L’ancien avocat général près la Cour suprême, Algassimou Diallo, a été entendu à huis clos pendant plusieurs heures, ce mercredi 2 septembre 2026, au siège de la plus haute juridiction du pays à Conakry. Désormais détenu à la prison civile de Coyah, le magistrat récemment radié a fait face au juge d’instruction dans le cadre de l’enquête judiciaire ouverte à son encontre, marquant une étape décisive dans la procédure pénale qui succède à son éviction de l’appareil judiciaire.

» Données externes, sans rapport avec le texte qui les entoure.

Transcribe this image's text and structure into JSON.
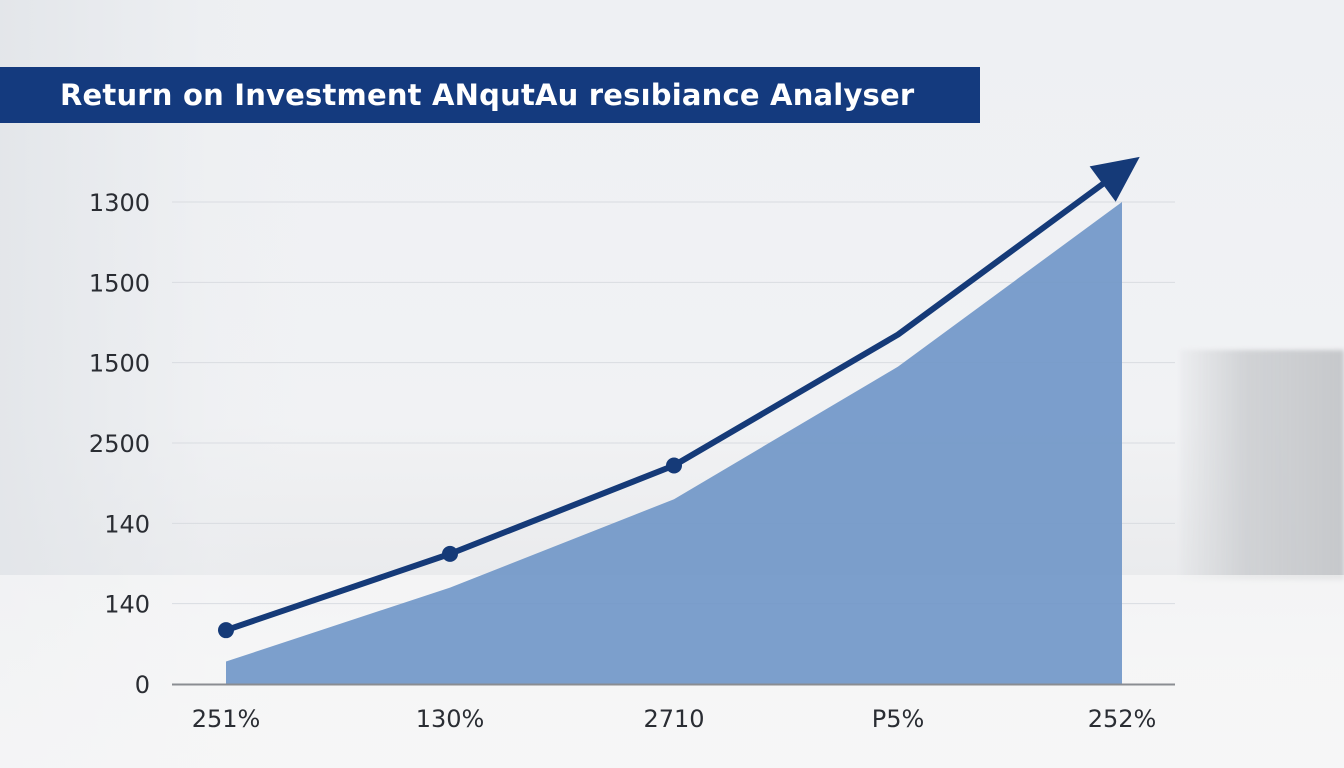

Selon une source proche du dossier confirmant l’information sur place, cette audition s’est déroulée sous une stricte surveillance sécuritaire, avec un accès rigoureusement interdit à la presse. Au terme d’une longue journée d’interrogatoire, l’ancien chef du ministère public a quitté les locaux de la Cour suprême aux environs de 19h. Vêtu d’une chemise en bazin LEPI, il est apparu marchant avec nonchalance, entouré de ses avocats qui n’ont fait aucune déclaration commune. Il a immédiatement été embarqué sous haute escorte policière pour être reconduit vers sa cellule de Coyah. À l’issue de cette phase d’instruction, la juridiction compétente devra se prononcer sur les suites à donner au dossier, l’intéressé bénéficiant pour l’heure de la présomption d’innocence.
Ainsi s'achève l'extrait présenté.